Supplementary Tables 1 - 3 from Long-Range Chromatin Interactions Drive Mutant TERT Promoter Activation

Supplementary Table 1. Differential gene expression data list of BLM6 and BLM14 cells (-146C>T vs. -146C) for the genes that were predicted to be off-targets of the guide RNA that has been used for the CRISPR/Cas9 genome engineering. Supplementary Table 2. Table showing list of interacting regions obtained from 4C analysis. 4C was performed in BLM6 and BLM14 cells. Differential interactions were obtained from 4C analysis. List shows the genomic coordinates (column 1-3) and their Refseq identities (column 4) of regions interacting with mutant Tert promoter. Column 5 shows whether the regions were tested by 3C-qPCR assay. Y = Yes, N=No. Column 6 shows whether the region was removed by CRISPR/Cas9 editing in the later part of the study. * mark is named as T-INT1 region. Supplementary Table 3. Primer sequences for ChIP-qPCR, 4C and 3C and RT-qPCR experiments.

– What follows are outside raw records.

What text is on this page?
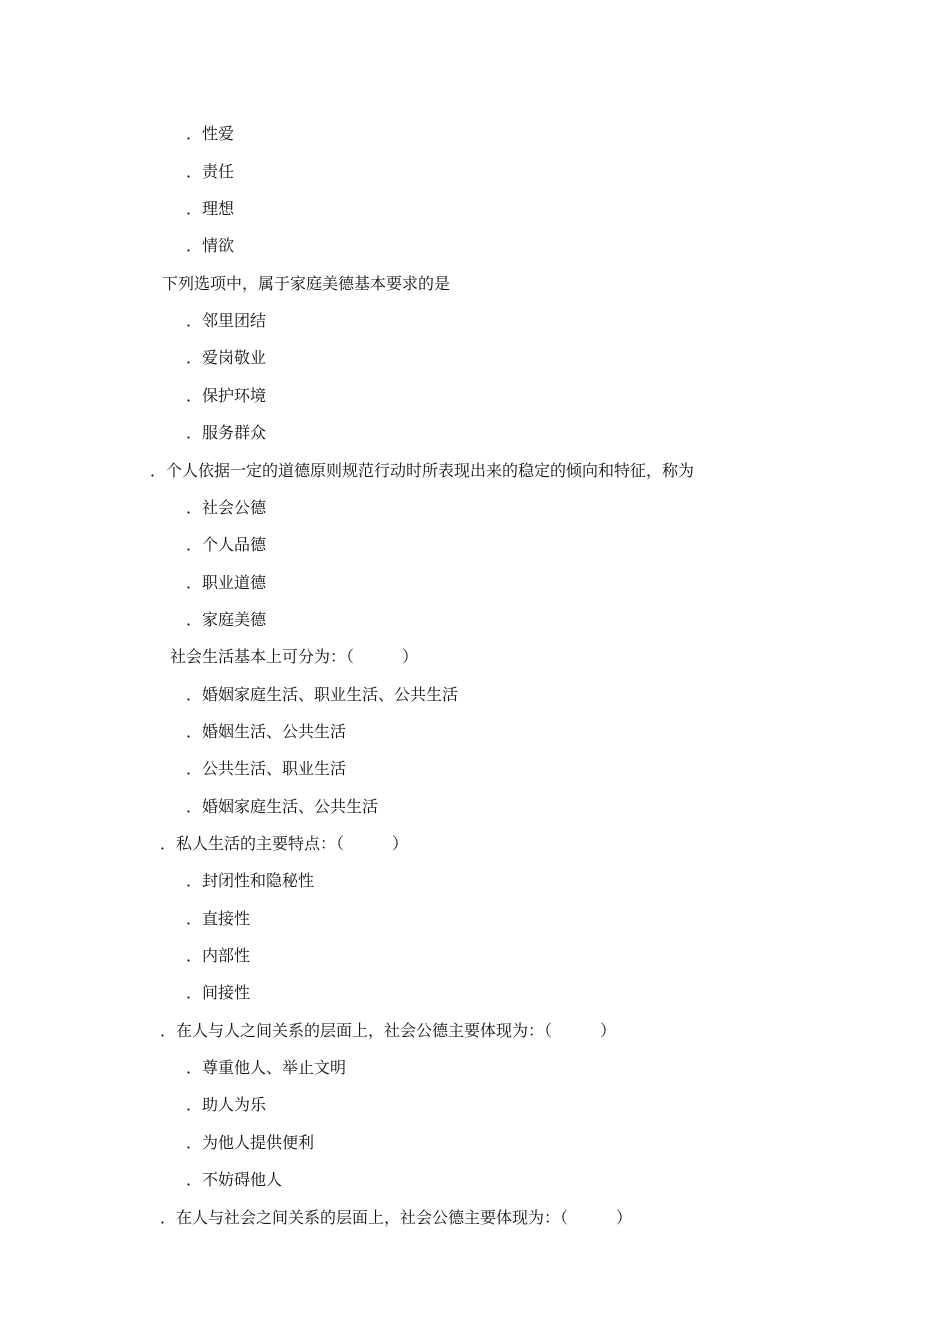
．性爱
．责任
．理想
．情欲
下列选项中，属于家庭美德基本要求的是
．邻里团结
．爱岗敬业
．保护环境
．服务群众
．个人依据一定的道德原则规范行动时所表现出来的稳定的倾向和特征，称为
．社会公德
．个人品德
．职业道德
．家庭美德
社会生活基本上可分为：（　　　）
．婚姻家庭生活、职业生活、公共生活
．婚姻生活、公共生活
．公共生活、职业生活
．婚姻家庭生活、公共生活
．私人生活的主要特点：（　　　）
．封闭性和隐秘性
．直接性
．内部性
．间接性
．在人与人之间关系的层面上，社会公德主要体现为：（　　　）
．尊重他人、举止文明
．助人为乐
．为他人提供便利
．不妨碍他人
．在人与社会之间关系的层面上，社会公德主要体现为：（　　　）
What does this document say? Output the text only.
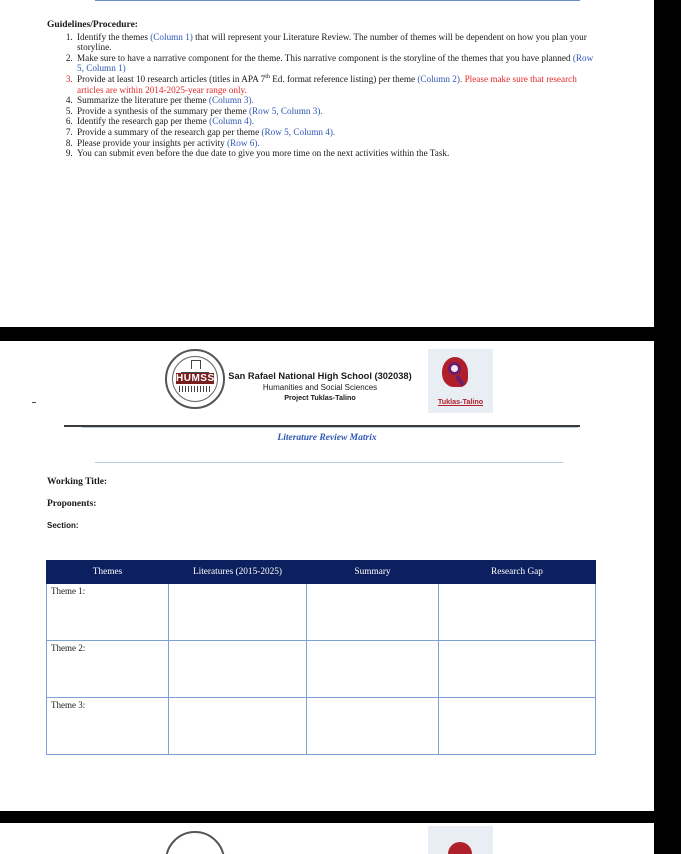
Guidelines/Procedure:
1. Identify the themes (Column 1) that will represent your Literature Review. The number of themes will be dependent on how you plan your storyline.
2. Make sure to have a narrative component for the theme. This narrative component is the storyline of the themes that you have planned (Row 5, Column 1)
3. Provide at least 10 research articles (titles in APA 7th Ed. format reference listing) per theme (Column 2). Please make sure that research articles are within 2014-2025-year range only.
4. Summarize the literature per theme (Column 3).
5. Provide a synthesis of the summary per theme (Row 5, Column 3).
6. Identify the research gap per theme (Column 4).
7. Provide a summary of the research gap per theme (Row 5, Column 4).
8. Please provide your insights per activity (Row 6).
9. You can submit even before the due date to give you more time on the next activities within the Task.
HUMSS	San Rafael National High School (302038)
Humanities and Social Sciences
Project Tuklas-Talino	Tuklas-Talino
Literature Review Matrix
Working Title:
Proponents:
Section:
Themes	Literatures (2015-2025)	Summary	Research Gap
Theme 1:			
Theme 2:			
Theme 3:			
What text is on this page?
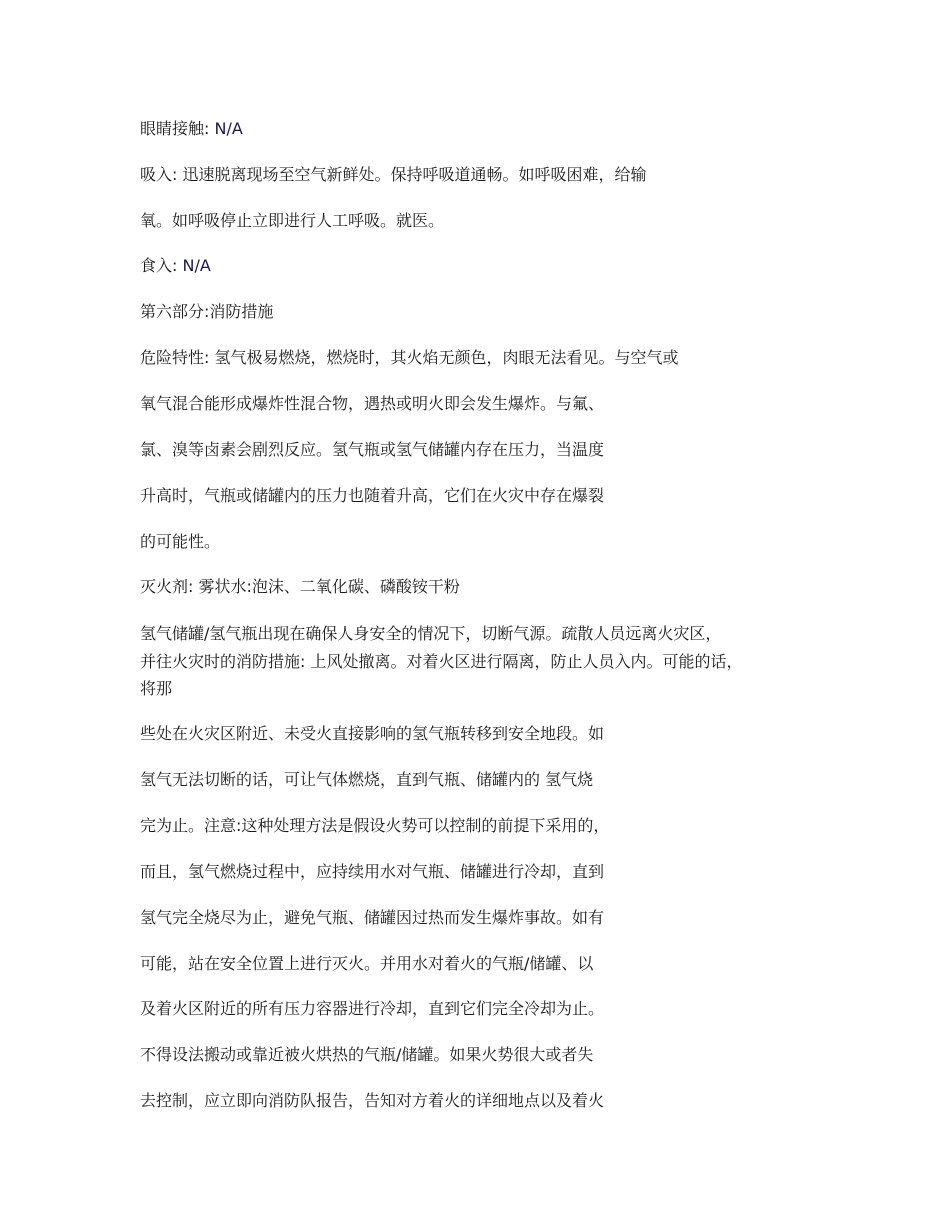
眼睛接触: N/A

吸入: 迅速脱离现场至空气新鲜处。保持呼吸道通畅。如呼吸困难，给输

氧。如呼吸停止立即进行人工呼吸。就医。

食入: N/A

第六部分:消防措施

危险特性: 氢气极易燃烧，燃烧时，其火焰无颜色，肉眼无法看见。与空气或

氧气混合能形成爆炸性混合物，遇热或明火即会发生爆炸。与氟、

氯、溴等卤素会剧烈反应。氢气瓶或氢气储罐内存在压力，当温度

升高时，气瓶或储罐内的压力也随着升高，它们在火灾中存在爆裂

的可能性。

灭火剂: 雾状水:泡沫、二氧化碳、磷酸铵干粉

氢气储罐/氢气瓶出现在确保人身安全的情况下，切断气源。疏散人员远离火灾区，

并往火灾时的消防措施: 上风处撤离。对着火区进行隔离，防止人员入内。可能的话，

将那

些处在火灾区附近、未受火直接影响的氢气瓶转移到安全地段。如

氢气无法切断的话，可让气体燃烧，直到气瓶、储罐内的 氢气烧

完为止。注意:这种处理方法是假设火势可以控制的前提下采用的，

而且，氢气燃烧过程中，应持续用水对气瓶、储罐进行冷却，直到

氢气完全烧尽为止，避免气瓶、储罐因过热而发生爆炸事故。如有

可能，站在安全位置上进行灭火。并用水对着火的气瓶/储罐、以

及着火区附近的所有压力容器进行冷却，直到它们完全冷却为止。

不得设法搬动或靠近被火烘热的气瓶/储罐。如果火势很大或者失

去控制，应立即向消防队报告，告知对方着火的详细地点以及着火
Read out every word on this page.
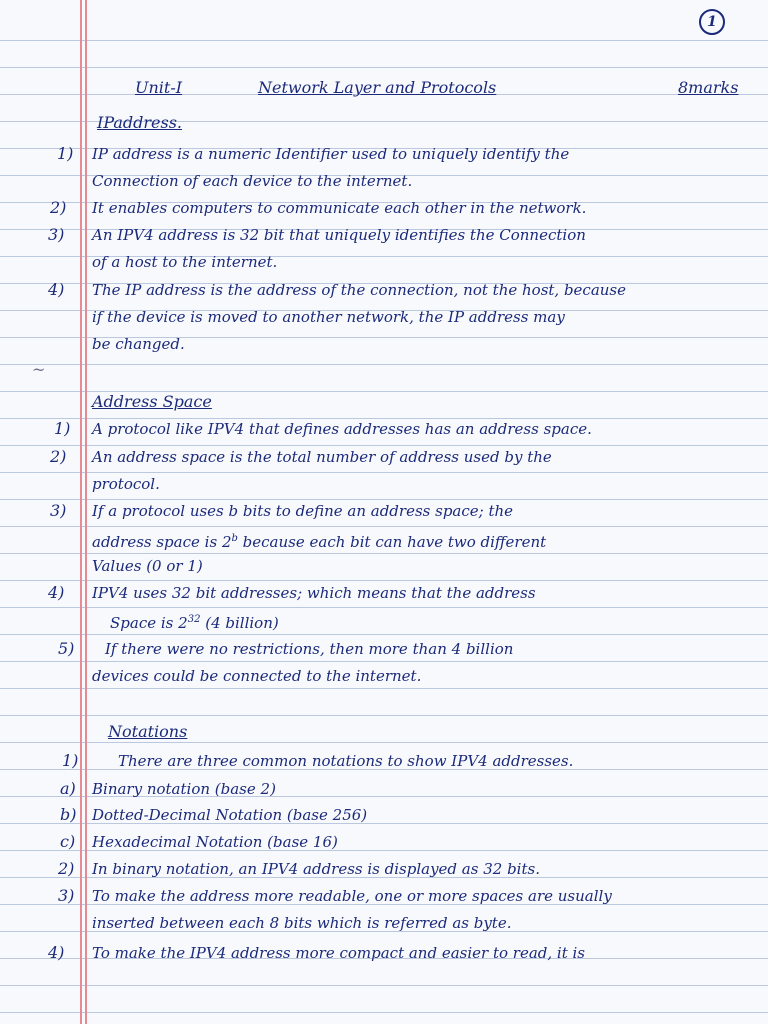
1
Unit-I	Network Layer and Protocols	8marks
IPaddress.
1) IP address is a numeric Identifier used to uniquely identify the
Connection of each device to the internet.
2) It enables computers to communicate each other in the network.
3) An IPV4 address is 32 bit that uniquely identifies the Connection
of a host to the internet.
4) The IP address is the address of the connection, not the host, because
if the device is moved to another network, the IP address may
be changed.
~
Address Space
1) A protocol like IPV4 that defines addresses has an address space.
2) An address space is the total number of address used by the
protocol.
3) If a protocol uses b bits to define an address space; the
address space is 2$^b$ because each bit can have two different
Values (0 or 1)
4) IPV4 uses 32 bit addresses; which means that the address
Space is $2^{32}$ (4 billion)
5) If there were no restrictions, then more than 4 billion
devices could be connected to the internet.
Notations
1)	There are three common notations to show IPV4 addresses.
a) Binary notation (base 2)
b) Dotted-Decimal Notation (base 256)
c) Hexadecimal Notation (base 16)
2) In binary notation, an IPV4 address is displayed as 32 bits.
3) To make the address more readable, one or more spaces are usually
inserted between each 8 bits which is referred as byte.
4) To make the IPV4 address more compact and easier to read, it is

补充表1。本列表为BLM6与BLM14细胞中，以-146C>T与-146C为比较组的差异基因表达数据集，涉及本次CRISPR/Cas9基因组编辑所用向导RNA（guide RNA）的预测脱靶基因。 补充表2。本表格列出了4C染色体构象捕获（4C）分析得到的染色质互作区域列表。本次4C分析在BLM6与BLM14细胞中开展，通过该分析获得了差异互作区域。该列表包含与突变型Tert启动子互作区域的基因组坐标（第1至3列）及其RefSeq标识信息（第4列）；第5列标注了该区域是否经3C-qPCR实验验证，其中Y代表是，N代表否；第6列标注了该区域是否在本研究后续环节中通过CRISPR/Cas9编辑被移除。带*号的区域被命名为T-INT1区域。 补充表3。本表格列出了ChIP-qPCR、4C、3C以及RT-qPCR实验所用的引物序列。